Abstract:

In this talk, we present sparse grid discontinuous Galerkin (DG) schemes for solving high-dimensional PDEs. The scheme is constructed based on the standard weak form of the DG method and sparse grid finite element spaces built from multiwavelets and is free of curse of dimensionality. The interpolatory multiwavelets are introduced to efficiently deal with the nonlinear terms. This scheme is demonstrated to be effective in adaptive calculations, particularly for high dimensional applications. Numerical results for Hamilton-Jacobi equations, nonlinear Schrodinger equations and wave equations will be discussed.

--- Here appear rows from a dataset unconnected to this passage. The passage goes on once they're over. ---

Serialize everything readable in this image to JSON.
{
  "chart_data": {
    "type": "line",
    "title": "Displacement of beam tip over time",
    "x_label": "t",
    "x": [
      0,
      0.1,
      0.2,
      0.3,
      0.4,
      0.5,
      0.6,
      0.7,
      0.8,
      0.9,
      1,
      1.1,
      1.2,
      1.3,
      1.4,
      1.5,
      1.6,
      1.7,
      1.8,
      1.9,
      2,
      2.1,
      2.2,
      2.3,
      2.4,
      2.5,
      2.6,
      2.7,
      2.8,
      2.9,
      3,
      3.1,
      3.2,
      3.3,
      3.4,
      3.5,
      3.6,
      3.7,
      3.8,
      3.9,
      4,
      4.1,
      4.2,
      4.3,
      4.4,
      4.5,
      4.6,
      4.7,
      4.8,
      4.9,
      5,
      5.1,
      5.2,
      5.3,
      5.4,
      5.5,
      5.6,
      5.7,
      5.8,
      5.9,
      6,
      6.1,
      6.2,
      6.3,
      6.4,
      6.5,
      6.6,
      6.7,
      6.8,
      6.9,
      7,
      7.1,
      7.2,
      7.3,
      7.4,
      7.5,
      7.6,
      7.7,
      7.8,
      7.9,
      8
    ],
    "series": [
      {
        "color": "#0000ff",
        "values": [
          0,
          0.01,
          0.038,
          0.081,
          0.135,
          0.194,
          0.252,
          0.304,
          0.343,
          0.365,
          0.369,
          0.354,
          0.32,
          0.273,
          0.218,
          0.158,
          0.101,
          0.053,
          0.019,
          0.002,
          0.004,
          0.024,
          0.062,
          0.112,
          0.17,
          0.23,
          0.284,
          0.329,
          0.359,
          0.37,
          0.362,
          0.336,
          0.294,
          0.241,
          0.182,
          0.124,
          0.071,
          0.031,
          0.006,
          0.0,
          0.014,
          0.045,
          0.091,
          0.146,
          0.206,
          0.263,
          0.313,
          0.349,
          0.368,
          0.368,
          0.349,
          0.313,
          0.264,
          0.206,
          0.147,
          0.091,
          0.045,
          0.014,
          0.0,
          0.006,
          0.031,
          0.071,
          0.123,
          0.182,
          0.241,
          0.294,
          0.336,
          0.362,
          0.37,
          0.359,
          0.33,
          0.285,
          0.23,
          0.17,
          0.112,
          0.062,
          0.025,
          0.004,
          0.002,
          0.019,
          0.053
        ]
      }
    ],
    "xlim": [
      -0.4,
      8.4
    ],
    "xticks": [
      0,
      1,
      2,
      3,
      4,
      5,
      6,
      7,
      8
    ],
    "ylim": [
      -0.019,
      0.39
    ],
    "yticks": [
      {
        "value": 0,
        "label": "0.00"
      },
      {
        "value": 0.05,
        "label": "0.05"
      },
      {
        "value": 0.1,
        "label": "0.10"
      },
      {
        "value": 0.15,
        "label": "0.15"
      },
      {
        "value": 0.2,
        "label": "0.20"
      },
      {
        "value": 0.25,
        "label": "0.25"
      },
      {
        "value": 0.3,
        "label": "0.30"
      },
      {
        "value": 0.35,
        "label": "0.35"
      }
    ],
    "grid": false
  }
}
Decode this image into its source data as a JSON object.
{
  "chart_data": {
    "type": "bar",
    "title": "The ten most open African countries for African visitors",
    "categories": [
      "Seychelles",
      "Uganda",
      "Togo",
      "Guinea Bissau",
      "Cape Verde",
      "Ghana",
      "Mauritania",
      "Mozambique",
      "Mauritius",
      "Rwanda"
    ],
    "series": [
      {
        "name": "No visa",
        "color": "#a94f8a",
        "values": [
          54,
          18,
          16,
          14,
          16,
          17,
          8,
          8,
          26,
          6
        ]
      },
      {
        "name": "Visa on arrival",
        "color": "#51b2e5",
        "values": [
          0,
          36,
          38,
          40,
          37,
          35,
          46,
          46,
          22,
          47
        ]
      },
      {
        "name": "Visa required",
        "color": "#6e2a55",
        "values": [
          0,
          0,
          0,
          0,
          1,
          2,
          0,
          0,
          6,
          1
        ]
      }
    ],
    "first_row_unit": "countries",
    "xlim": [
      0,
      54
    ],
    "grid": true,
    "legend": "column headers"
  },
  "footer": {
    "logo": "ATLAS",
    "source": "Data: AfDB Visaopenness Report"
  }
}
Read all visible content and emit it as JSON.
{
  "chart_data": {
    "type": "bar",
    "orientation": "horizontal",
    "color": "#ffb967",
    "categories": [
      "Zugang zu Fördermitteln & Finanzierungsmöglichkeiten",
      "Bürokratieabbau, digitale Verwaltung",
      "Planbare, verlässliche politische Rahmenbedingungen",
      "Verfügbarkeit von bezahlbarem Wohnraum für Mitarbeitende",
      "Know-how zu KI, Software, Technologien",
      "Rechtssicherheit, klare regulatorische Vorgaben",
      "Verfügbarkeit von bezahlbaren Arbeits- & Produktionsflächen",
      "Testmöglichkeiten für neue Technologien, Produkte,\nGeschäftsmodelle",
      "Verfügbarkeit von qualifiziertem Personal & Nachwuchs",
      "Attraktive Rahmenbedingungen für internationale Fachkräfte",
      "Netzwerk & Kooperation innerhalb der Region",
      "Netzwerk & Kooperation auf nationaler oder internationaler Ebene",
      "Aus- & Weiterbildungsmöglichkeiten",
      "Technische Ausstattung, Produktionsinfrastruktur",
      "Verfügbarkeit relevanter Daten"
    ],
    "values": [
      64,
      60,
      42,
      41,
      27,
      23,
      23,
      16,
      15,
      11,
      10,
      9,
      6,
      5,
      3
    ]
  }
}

Juntao Huang is an Assistant Professor at Texas Tech University. He obtained the Ph.D. degree in Applied Math in 2018 and the bachelor degree in 2013 both from Tsinghua University. Prior to joining Texas Tech University in 2022, he worked as a visiting assistant professor at Michigan State University. His current research interests focus on the design and analysis of numerical methods for PDEs and using machine learning to assist traditional scientific computing tasks. His research has been supported by National Science Foundation and Office of Naval Research in the United States. He has published 30+ papers in top journals including Journal of Computational Physics, Journal of Scientific Computing, SIAM Journal on Scientific Computing, SIAM Multiscale Modeling and Simulation, and Mathematics of Computation.